PMS wird oft anhand des Zeitpunkts der Symptome diagnostiziert. Wenn die Auswirkungen besonders belastend sind, können Hormonspiegel oder bildgebende Untersuchungen erforderlich sein, um festzustellen, ob eine Person an einer gesundheitlichen Beeinträchtigung leidet.
Es gibt natürliche Therapien und medizinische Behandlungen, die helfen können, die Auswirkungen von PMS zu lindern. Sie können mit Ihrem Arzt sprechen, um herauszufinden, welcher Ansatz für Sie am besten geeignet ist.
Inhaltsverzeichnis
Symptome
Die prämenstruelle Phase liegt normalerweise einige Tage vor der Menstruation, kann aber auch zwei Wochen vor Beginn der Menstruation beginnen. Damit die Symptome als Teil des PMS gelten, müssen sie innerhalb der zwei Wochen vor der Periode auftreten und dürfen den Rest des Monats nicht vorhanden sein. PMS kann in jedem Alter beginnen, sobald die Menstruation einsetzt.

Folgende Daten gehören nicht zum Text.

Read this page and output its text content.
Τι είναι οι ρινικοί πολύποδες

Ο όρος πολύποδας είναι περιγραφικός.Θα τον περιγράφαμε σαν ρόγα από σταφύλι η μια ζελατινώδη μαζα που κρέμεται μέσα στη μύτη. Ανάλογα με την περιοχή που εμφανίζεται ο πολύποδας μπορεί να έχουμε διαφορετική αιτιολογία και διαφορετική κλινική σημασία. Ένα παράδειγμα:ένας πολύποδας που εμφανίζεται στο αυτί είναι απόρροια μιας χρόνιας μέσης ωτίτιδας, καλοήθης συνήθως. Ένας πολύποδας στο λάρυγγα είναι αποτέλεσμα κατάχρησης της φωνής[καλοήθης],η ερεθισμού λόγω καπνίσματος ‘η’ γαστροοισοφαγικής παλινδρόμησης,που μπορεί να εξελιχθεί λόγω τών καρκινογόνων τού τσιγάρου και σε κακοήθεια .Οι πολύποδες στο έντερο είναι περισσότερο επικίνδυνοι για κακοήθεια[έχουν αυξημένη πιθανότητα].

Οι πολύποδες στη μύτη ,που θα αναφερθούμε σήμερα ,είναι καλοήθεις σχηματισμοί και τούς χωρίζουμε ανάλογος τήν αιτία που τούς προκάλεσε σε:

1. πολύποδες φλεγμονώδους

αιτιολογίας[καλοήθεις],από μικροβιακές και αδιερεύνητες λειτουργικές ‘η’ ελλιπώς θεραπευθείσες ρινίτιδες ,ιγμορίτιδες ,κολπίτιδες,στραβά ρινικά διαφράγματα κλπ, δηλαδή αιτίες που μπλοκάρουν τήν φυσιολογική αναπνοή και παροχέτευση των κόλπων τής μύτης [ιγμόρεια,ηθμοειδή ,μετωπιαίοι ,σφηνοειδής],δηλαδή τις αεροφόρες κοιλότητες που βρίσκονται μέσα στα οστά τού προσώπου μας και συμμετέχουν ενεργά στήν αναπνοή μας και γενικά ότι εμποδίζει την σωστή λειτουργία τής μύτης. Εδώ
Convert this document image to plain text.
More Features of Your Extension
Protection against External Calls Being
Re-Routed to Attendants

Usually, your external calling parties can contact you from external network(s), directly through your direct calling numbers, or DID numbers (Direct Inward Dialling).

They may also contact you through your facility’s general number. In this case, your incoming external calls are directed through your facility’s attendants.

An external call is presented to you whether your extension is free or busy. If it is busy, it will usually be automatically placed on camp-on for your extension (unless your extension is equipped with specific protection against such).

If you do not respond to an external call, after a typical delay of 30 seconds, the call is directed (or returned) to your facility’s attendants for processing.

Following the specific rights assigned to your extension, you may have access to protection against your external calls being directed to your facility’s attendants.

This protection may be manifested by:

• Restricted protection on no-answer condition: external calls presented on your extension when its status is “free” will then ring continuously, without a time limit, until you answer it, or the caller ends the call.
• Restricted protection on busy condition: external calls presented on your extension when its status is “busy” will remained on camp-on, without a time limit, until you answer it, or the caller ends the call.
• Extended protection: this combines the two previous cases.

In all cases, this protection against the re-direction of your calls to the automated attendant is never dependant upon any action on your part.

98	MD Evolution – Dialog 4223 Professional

Es gibt eine Reihe körperlicher, emotionaler und kognitiver Auswirkungen, die im Rahmen von PMS auftreten können.
Zu den häufigsten Symptomen von PMS gehören:1
- Gebärmutterkrämpfe
- Blähungen
- Wunde, empfindliche Brüste
- Heißhunger
- Reizbarkeit
- Tränen
- Stimmungsschwankungen
- Traurigkeit
- Angst
- Wutausbrüche
- Kopfschmerzen oder Migräne
- Schlafstörungen
- Ermüdung
- Veränderung des sexuellen Verlangens
- Gewichtszunahme
- Muskelkater
- Leichte Schwellung der Arme oder Beine
- Verdauungsbeschwerden wie Übelkeit , Durchfall oder Verstopfung
- Verschlimmerung von Verdauungsstörungen wie entzündlichen Darmerkrankungen (IBD) und Reizdarmsyndrom (IBS)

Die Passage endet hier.